Lakin sahayı enlemesine geçmek isteyişine anlam veremedim. 30 adet polis kalkanı arasında karizmasına halel geldi. Niye böyle bi şey yaptı ki?..
Top taçta
* Hakemler de takımlarla beraber sahaya çıkıp ısındı. İsmet Arzuman'ın iki bacağını iyicene yanlara açıp, elleriyle belini tutaraktan çalkalama hareketine bayıldım. Bu figür çok çabuk ısıtır.
* Kaptan Ümit sadece saha içindeki takımı değil, tribündeki seyirciyi de idare ediyordu, şaşırdım. Ne zaman top taca çıksa o, piknikte pınar suyundan yüz yıkıyormuş gibi kollarını aşağıdan yukarı hoplatıp taraftardan tezahürat talep ediyordu.
Taze bitti
* Feneryum'a gidip forma, kaşkol, şakşuka alanlar oldu aramızda. Geldiklerinde "son malları biz aldık. Her şey bitti tükendi" dediler. Telefon açıp Murat Özaydınlı' ya "kaç para kazanmışsınızdır?" diye sordum, meğer haberi yokmuş, benden duymuş ilk. Bugün öğrendik; bir buçuk milyon dolar basmış 'Feneryum darphanesi' dün. Yaşasııın!.."
Mikrofonik ses
* Aziz Başkan'la konuşacağım. O anonsları yapan adamı mutlaka değiştirelim seneye. Sesinin tonu, lafları söylerken devamlı keşkül olması kolektif ruhumuzu sünger doku etti. Mayasıllı bir hançere, o ne öyle yav!..
* Teleobjektifle tribünleri tarassut ederken bir baktım kale arkası tribünde piyanist Fazıl Say ve arkadaşı Nebil Özgentürk var. Virtüöz sanatçılarla, kıymetli yazarlar bile kale arkasında oturuyorsa varın hesap edin localarda kimleri var Fenerbahçe'nin.
Hesap adamı
* Loca dedim de aklıma geldi. Biraz da loca muhabbeti yapayım hadi. Mesela Zafer Yıldırım'dan bahsedeyim. Su katılmamış Beşiktaşlı olan Yıldırım, beraberliği de kendine alıp, Fener'in yenemeyeceği üzerine takım elbisesine bahse tutuştu baş müdürümüzle. Arada "Hesap adamıyım, matematikçiyim. Şaşmam" filan diyordu ama hesabı şaştı Zafer ağabeyin.
Biletler yandı!..
* Atv Genel Müdürü Mehmet Tezkan da haso Beşiktaşlı. Sırf bizi bozumtrak görmek, sonra da günlerce taklidimizi çıkarmak amacıyla sızmıştı Fenerliler arasına.
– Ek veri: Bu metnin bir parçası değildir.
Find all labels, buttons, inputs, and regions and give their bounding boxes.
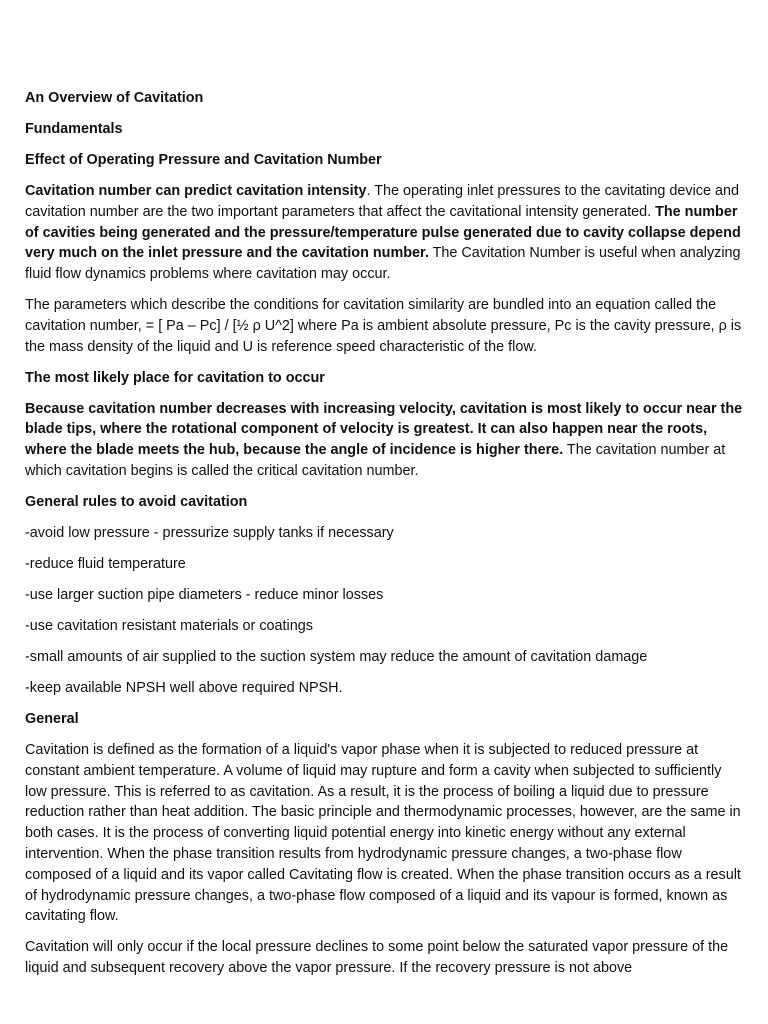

Lakin yüce dağlardan gelen bir ses gürleyerek; "Bu maç itibariyle can ve mal güvenliğinize garanti vermiyoruz. Sigortanız bu maça kadardı, yandı!.." deyince; " Yol kalaba olur. Ben şimdikten gidip daireye yetişeyim, imzalanacak evrak birikmiştir" dedi ve arazi oldu. Saate baktım, bitişe daha 37 dakika vardı.
Moralman çöktük
* Biz "1 numaramızın" geldiği hiçbir maçı alamadık, gelmediği her maçı yendik. Bir ara " Yolda olduğu, tıkanan trafikten kurtulunca avdet edeceği" şayiası yayıldı ve moralman çöktük. Galiba trafik açılmadı ve biz yendik.